そして市であった前世と、姫御子である今の自分を思い出した。

 そうだ!
私は市。輪廻転生したんだ。
前世でできなかった、解脱のために異次元であるここに転生をしたんだ。
そして私は姫御子として生を受けたんだ。

 今度こそ解脱をしないといけない。
これは御神託だ。
あれ? でも、なんで前世で解脱できなかったのだろう?
その記憶が無い。
それから、御神託は、なぜ私の解脱なのだろう?
何故なんだろう?

 いや、解脱はしないといけない!
それが私の人生に課せられた課題であり天啓だと理解した。
それが御神託だ。

 ・・・。
でも、何故異次元に生まれ変わったのだろう?


 そのような事を考えていると、神官が上司をつれて部屋に戻ってきた。

 「姫御子様! 市と名乗ったというのは本当ですか!」
 「落ち着きなさい。」
 「え! あ、失礼致しました。」
 「今から説明をします。」
 「・・・。」
 「私は御神託を受けました。」
 「え?」
 「その御神託は私個人のものです。
ですので、貴方達に話す気はありませぬ。」
 「姫御子様!」
 「其方達もわかっておろう?」
 「・・・。」
 「私に対し、悪い御神託でないので安心して下さい。
そして

に関係しない御神託ですので、そのことも安心して下さい。」
 「・・・分かりました。」

 神官長は納得できない顔をしているが、御神託については姫御子が言うとおりなので、どうしようもなかった。

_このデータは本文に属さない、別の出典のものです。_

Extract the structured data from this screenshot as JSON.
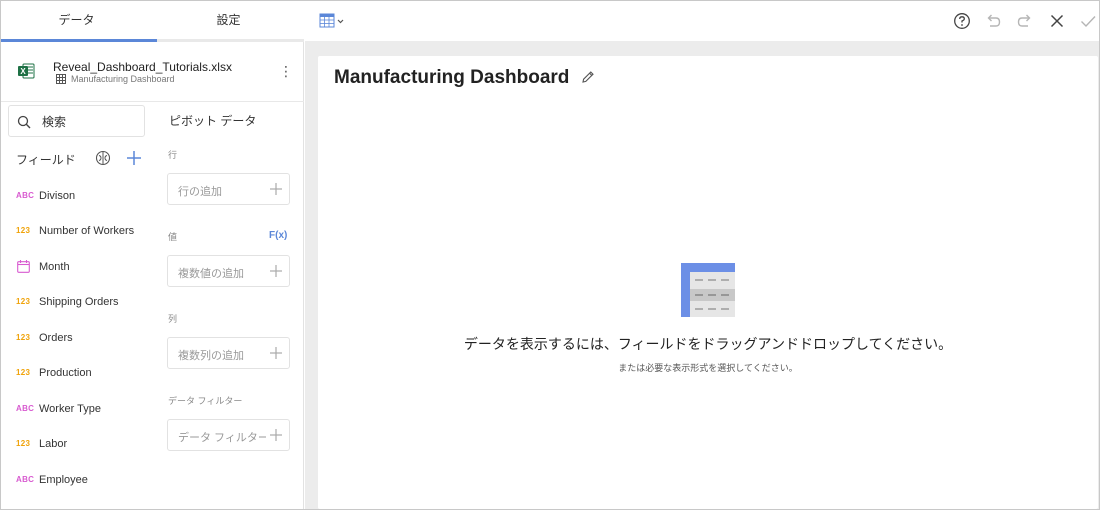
{
  "tabs": [
    {
      "label": "データ",
      "active": true
    },
    {
      "label": "設定",
      "active": false
    }
  ],
  "datasource": {
    "file_name": "Reveal_Dashboard_Tutorials.xlsx",
    "sheet_name": "Manufacturing Dashboard"
  },
  "search": {
    "placeholder": "検索"
  },
  "fields": {
    "title": "フィールド",
    "items": [
      {
        "type": "ABC",
        "label": "Divison"
      },
      {
        "type": "123",
        "label": "Number of Workers"
      },
      {
        "type": "date",
        "label": "Month"
      },
      {
        "type": "123",
        "label": "Shipping Orders"
      },
      {
        "type": "123",
        "label": "Orders"
      },
      {
        "type": "123",
        "label": "Production"
      },
      {
        "type": "ABC",
        "label": "Worker Type"
      },
      {
        "type": "123",
        "label": "Labor"
      },
      {
        "type": "ABC",
        "label": "Employee"
      }
    ]
  },
  "pivot": {
    "title": "ピボット データ",
    "rows_label": "行",
    "rows_placeholder": "行の追加",
    "values_label": "値",
    "fx_label": "F(x)",
    "values_placeholder": "複数値の追加",
    "columns_label": "列",
    "columns_placeholder": "複数列の追加",
    "filters_label": "データ フィルター",
    "filters_placeholder": "データ フィルター..."
  },
  "dashboard": {
    "title": "Manufacturing Dashboard",
    "empty_message": "データを表示するには、フィールドをドラッグアンドドロップしてください。",
    "empty_sub": "または必要な表示形式を選択してください。"
  },
  "colors": {
    "accent": "#5b87d8",
    "abc_type": "#d85bd0",
    "number_type": "#f0a30a",
    "excel": "#1e7145"
  }
}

 「それで、私は宴会に出なくてもよろしいのですか?」
 「姫御子様が大事ないようでしたら、出席していただきたいのですが・・。」
 「わかりました。
では、参りましょう。」
 「本当に大丈夫なのですか?」
 「ええ、大丈夫です。」
 「医者にもう一度・」
 「不要です。
参りますので私の側仕えを呼んでください。」
 「畏まりました。」

 そう言って神官達は部屋を出て行った。
しばらくすると側仕えの女神官が部屋に入ってきた。
身だしなみを整えて宴会に向った。